Para driblar as dificuldades, tem que estar na escola

A rotina de crise é muito mais sentida por escolinhas de futebol, comparada ao cotidiano dos clubes profissionais do Acre. A escolinha Invictus é um exemplo bem claro da falta de apoio e incentivo ao esporte amador por parte do poder público e de empresas privadas.

Sem apoio, o professor Maycon Silva, que atua de maneira voluntária, precisa tirar dinheiro do próprio bolso para manter a escolinha que funciona em um campo de futebol no bairro Bosque. O espaço foi cedido pelo Exército brasileiro.

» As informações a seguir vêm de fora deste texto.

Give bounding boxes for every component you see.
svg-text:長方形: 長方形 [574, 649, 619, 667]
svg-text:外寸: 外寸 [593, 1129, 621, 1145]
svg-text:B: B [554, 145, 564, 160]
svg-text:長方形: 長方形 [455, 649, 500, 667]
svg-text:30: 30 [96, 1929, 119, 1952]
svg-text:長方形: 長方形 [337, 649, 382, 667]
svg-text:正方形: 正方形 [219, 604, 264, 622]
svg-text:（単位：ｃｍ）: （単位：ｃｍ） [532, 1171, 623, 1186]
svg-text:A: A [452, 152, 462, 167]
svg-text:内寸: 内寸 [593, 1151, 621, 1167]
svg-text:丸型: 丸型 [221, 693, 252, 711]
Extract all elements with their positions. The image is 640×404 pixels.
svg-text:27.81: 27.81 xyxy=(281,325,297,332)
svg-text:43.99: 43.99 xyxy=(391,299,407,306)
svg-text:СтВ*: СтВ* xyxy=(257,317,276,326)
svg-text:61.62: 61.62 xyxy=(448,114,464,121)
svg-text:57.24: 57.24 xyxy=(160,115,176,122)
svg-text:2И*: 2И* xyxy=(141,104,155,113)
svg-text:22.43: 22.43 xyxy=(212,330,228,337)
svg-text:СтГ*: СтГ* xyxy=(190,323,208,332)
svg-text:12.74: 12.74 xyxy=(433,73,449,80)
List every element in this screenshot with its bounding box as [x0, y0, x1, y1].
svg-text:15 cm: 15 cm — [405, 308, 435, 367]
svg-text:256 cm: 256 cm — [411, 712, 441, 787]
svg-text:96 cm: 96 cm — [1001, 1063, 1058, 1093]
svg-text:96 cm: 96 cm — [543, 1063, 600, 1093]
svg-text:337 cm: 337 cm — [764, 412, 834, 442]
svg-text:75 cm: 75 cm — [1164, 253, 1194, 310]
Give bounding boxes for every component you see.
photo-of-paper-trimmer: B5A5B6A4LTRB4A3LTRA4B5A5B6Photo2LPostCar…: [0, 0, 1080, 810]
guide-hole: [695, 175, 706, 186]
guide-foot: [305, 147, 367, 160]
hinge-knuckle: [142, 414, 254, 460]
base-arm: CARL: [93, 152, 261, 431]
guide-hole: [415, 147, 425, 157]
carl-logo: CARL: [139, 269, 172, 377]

“O problema é financeiro. Quem arca com toda a despesa, por enquanto, sou eu. Eu trabalho durante o dia, trabalho a noite também e aí a gente se reveza nesse tempo aí. Geralmente nossos treinos são aos sábados para que não complique as crianças na escola”.

A escolinha Invictus recebe mais de 100 alunos de famílias de baixa renda. E nenhum deles paga nada por isso. Wyllen é um deles. O jovem de 13 anos participa da escolinha há 2 anos. Quando não está na escola ou nos afazeres domésticos em sua casa no bairro São Francisco, corre para o campo de futebol.

Os amigos dividem a única bola no treinamento. Com medo de a escolinha fechar, ele explica que esse é o único espaço de lazer e diversão que ele dispõe. “Foi muito bom ter entrado aqui na escolinha, acabei conhecendo novos amigos e o mais importante é que isso aqui foi a única solução pra eu não estar só em casa”.

Já o futuro zagueiro promissor do futebol acriano, o Kauã, de 14 anos, disse que, caso não existisse a escolinha, muitos alunos já estariam no mundo do crime. “A escolinha é importante pra gente ficar longe do mundo dos crimes. Então, a gente pede mais apoio”.

O garoto faz o convite aos jovens que desejam abandonar a violência. “Se alguém quiser entrar pro nosso time, pode chegar”.

Atualmente a escolinha está funcionando apenas uma vez por semana, por causa da falta de melhor infraestrutura. Mas, eles não recusam receber nenhum novo aluno. A única exigência aqui é que estejam estudando.

“Aqui a gente só faz uma exigência deles, que todos estejam na escola. Se não tiver na escola, não pode participar da escolinha,” diz o professor.